It began with a simple idea: By repeating a certain sequence of knit and purl stitches again and again, you can create gorgeous and often reversible fabric. This is the same concept behind basic ribbing, seed stitch, mistake-rib stitch, and the like—but on steroids.
The concept is so simple, in fact, that Cecelia Campochiaro was surprised nobody else had explored it. She spent four years doing just that, with the methodical mind of a Silicon Valley engineer and the passion of a lifelong knitter. This book—a stunning, 387-page tome weighing over four-and-a-half pounds—is the result of her work.
Pedigreed Pages
Campochiaro may be a newcomer to the world of knitting, but she partnered with a strong team. The book was tech edited by Renée Lorion, who cut her teeth at Vogue Knitting; and designed in collaboration with Vanessa Yap-Einbund, co-author of Ori Ami Knits and designer of both the Habu and Woolfolk websites. It comes with the back-cover endorsements of brioche queen Nancy Marchant and Catherine Lowe, one of the most intelligent and sophisticated designers I’ve ever met.
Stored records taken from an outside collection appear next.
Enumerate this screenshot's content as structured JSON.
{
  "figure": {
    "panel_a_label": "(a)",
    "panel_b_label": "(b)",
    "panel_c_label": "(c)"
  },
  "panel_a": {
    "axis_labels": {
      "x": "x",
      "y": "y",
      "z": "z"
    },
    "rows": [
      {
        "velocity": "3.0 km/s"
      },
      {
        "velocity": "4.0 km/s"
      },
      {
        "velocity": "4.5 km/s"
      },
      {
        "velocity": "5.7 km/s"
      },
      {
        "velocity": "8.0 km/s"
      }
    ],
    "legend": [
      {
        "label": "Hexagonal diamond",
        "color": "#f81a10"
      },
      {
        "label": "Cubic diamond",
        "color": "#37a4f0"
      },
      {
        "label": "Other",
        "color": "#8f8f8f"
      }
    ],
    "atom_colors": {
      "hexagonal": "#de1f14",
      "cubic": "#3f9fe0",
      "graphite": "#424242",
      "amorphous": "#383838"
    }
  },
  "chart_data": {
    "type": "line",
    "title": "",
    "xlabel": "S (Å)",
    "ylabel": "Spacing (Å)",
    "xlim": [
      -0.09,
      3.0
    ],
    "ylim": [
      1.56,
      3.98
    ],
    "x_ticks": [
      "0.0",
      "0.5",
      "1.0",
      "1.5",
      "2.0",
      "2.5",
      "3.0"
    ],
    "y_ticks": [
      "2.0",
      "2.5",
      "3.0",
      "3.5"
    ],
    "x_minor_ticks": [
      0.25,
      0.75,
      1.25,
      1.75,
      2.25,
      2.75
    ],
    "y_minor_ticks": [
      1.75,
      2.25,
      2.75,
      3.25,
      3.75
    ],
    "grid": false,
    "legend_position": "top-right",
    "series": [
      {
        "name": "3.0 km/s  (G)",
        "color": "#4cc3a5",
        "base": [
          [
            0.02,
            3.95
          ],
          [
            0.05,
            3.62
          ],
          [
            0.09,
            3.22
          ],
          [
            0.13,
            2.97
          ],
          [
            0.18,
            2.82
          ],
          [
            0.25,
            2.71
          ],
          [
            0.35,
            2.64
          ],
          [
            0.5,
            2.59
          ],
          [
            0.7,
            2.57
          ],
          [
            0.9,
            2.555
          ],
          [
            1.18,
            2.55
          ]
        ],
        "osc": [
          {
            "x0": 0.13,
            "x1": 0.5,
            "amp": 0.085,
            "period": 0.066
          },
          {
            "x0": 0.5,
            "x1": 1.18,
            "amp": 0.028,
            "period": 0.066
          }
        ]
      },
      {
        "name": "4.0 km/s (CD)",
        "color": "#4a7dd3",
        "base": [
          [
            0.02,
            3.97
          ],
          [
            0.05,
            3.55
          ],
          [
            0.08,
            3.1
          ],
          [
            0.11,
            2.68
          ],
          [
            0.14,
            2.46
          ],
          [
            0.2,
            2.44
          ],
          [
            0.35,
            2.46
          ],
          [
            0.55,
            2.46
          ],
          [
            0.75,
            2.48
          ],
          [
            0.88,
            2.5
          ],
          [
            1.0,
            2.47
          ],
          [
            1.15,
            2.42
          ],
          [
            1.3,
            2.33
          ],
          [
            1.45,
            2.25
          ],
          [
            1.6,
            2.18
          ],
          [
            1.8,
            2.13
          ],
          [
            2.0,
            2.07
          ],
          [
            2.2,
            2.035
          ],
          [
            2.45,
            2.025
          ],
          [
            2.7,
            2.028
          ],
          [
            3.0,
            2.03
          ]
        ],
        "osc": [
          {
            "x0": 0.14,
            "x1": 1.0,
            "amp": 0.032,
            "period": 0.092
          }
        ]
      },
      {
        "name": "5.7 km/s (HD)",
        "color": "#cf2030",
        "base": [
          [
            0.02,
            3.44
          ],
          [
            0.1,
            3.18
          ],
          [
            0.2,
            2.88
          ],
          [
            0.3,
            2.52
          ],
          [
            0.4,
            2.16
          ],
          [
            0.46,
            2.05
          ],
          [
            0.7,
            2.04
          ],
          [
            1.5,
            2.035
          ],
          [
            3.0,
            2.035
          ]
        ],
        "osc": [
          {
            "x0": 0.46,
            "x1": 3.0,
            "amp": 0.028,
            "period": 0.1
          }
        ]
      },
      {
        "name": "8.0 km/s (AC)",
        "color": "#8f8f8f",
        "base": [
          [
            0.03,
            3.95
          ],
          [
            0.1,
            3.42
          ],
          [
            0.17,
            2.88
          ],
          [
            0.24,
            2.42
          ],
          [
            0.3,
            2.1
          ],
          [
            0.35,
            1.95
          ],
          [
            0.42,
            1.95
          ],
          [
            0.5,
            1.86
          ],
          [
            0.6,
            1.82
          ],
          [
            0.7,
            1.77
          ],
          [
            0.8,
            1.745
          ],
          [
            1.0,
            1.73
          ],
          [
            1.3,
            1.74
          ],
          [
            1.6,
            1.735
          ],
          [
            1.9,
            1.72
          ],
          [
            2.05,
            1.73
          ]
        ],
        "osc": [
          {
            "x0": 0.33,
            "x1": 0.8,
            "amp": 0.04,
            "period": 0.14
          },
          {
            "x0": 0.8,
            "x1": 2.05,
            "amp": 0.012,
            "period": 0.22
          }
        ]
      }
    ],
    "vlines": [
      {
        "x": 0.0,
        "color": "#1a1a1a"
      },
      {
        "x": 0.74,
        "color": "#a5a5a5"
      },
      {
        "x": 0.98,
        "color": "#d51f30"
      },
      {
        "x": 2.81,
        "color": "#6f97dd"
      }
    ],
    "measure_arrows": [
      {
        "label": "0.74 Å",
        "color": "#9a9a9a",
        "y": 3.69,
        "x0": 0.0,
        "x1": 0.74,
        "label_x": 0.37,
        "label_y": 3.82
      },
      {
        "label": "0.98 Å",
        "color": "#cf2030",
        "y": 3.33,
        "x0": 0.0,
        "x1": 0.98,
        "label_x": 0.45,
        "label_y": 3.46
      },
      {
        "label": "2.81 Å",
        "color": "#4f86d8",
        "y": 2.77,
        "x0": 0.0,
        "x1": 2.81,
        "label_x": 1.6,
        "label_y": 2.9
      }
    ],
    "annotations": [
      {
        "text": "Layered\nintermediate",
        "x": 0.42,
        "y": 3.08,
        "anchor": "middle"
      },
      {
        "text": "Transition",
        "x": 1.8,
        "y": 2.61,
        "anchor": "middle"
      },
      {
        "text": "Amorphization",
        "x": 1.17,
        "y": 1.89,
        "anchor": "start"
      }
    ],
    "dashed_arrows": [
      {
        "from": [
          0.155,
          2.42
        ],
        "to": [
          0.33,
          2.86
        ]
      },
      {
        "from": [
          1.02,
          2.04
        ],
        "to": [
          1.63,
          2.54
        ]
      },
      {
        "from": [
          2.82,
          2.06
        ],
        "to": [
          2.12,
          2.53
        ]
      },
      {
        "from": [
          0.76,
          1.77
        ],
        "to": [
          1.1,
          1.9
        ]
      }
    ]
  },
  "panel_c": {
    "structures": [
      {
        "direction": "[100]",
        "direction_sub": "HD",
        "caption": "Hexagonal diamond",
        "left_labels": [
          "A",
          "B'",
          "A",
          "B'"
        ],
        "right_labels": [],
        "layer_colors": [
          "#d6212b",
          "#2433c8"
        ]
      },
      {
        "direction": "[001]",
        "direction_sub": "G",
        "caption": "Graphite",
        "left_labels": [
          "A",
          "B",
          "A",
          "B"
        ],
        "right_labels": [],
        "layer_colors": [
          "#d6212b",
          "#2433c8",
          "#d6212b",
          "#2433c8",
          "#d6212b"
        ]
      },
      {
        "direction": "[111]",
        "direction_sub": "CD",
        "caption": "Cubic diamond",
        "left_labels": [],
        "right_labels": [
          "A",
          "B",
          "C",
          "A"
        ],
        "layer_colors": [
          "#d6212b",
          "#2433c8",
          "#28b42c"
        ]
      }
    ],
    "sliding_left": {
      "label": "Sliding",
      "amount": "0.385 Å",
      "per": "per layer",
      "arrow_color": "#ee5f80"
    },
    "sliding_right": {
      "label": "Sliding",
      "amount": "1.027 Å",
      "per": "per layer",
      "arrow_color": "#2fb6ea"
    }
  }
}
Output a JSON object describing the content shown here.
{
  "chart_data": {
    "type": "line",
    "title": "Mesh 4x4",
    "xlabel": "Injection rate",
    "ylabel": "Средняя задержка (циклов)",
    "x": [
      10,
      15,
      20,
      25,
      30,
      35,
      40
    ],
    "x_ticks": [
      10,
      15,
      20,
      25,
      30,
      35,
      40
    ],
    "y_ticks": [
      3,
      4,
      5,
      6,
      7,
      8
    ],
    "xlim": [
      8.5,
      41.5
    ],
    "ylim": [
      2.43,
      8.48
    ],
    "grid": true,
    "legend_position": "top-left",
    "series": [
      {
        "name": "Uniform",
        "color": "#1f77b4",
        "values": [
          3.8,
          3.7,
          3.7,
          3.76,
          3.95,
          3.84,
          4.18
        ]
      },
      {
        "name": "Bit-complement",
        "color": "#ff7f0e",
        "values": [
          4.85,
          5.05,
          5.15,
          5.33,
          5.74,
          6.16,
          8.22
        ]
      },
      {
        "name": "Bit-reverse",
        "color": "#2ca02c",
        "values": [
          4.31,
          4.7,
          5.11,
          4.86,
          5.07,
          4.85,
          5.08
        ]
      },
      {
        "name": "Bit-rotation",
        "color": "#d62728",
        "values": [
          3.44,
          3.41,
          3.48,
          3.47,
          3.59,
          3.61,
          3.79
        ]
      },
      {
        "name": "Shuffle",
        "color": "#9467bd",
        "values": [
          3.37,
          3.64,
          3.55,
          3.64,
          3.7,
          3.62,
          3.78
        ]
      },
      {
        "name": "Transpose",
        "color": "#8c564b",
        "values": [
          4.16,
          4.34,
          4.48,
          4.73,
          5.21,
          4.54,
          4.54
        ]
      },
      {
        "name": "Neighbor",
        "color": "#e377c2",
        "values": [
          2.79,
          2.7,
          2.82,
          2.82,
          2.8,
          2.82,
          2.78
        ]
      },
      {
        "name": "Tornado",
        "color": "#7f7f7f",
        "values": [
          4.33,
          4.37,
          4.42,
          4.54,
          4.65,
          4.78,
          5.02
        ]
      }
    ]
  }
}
Which is to say, this book has both intelligence and pedigree.
Patterns, Textures, Motifs
If you were to leaf through the book quickly, you might get a sense of deja vu from some of the swatches, which do look alike. Pause, look more closely, compare the charts, and you’ll begin to see the magic and nuance that’s possible in sequence knitting: “…the freedom to create complex fabrics without having to follow charts or detailed instructions.”
The stitch patterns in this book—really almost like fabric textures or motifs based on different repetitions of knits and purls—are provided in written and charted form. All motifs are photographed on both sides, a tiny nuance few other books bother to do, perhaps for the simple reason that the reverse side of many pretty stitch patterns can be rather unremarkable. Here, they are not. They’re often reversible, always intriguing.
Patterns are divided into the one-row method, in which the sequence length is divisible by the total number of stitches in your row; and the “serpentine” method, in which the sequence length is not an even multiple and has to be completed in the next row—like a sentence that runs over one line and into the next; and the spiral method, in which the sequence is worked in the round, with examples of stacking motifs and ones that stagger.
All the swatches were knit in the same grey yarn—chosen, she explained to Tom van Deijnen in an interview, so that the readers’ imagination could fill in the color blanks themselves.
This is an intelligent book (you’ll find binomial coefficients and computations involving n) but it’s also extremely easy to work through at face value, swatch by swatch. If swatching for swatching’s sake isn’t your thing, you’ll also find several charmingly simple patterns for cowls and scarves, each illustrating a different characteristic of sequence knitting.
Perhaps what I love most is the fact that Campochiaro does not claim to have invented anything.
Perhaps what I love most is the fact that Campochiaro does not claim to have invented anything. She was introduced to the notion of sequence knitting while working Stephanie Pearl-McPhee’s One-Row Handspun Scarf. That scarf may have sparked ideas, but Campochiaro still doesn’t claim ownership of any grand, entirely new and self-trademarked revelations. Rather, she refers to Elizabeth Zimmermann in suggesting that her work is more of an “unvention,” and provides an extensive bibliography for all those interested in exploring these ideas further.
This book’s impeccable execution, both technically and physically, are proof that the line between self-published and traditionally published books has disappeared. It is hefty and beautiful, comprehensive and thorough. If Cecelia made any compromises in its production, they are invisible to me.
She picks up the ball of inspiration and runs with it, producing an exquisitely subtle and geeky collection that will keep you swatching and learning—and smiling at your work—for a long, long time.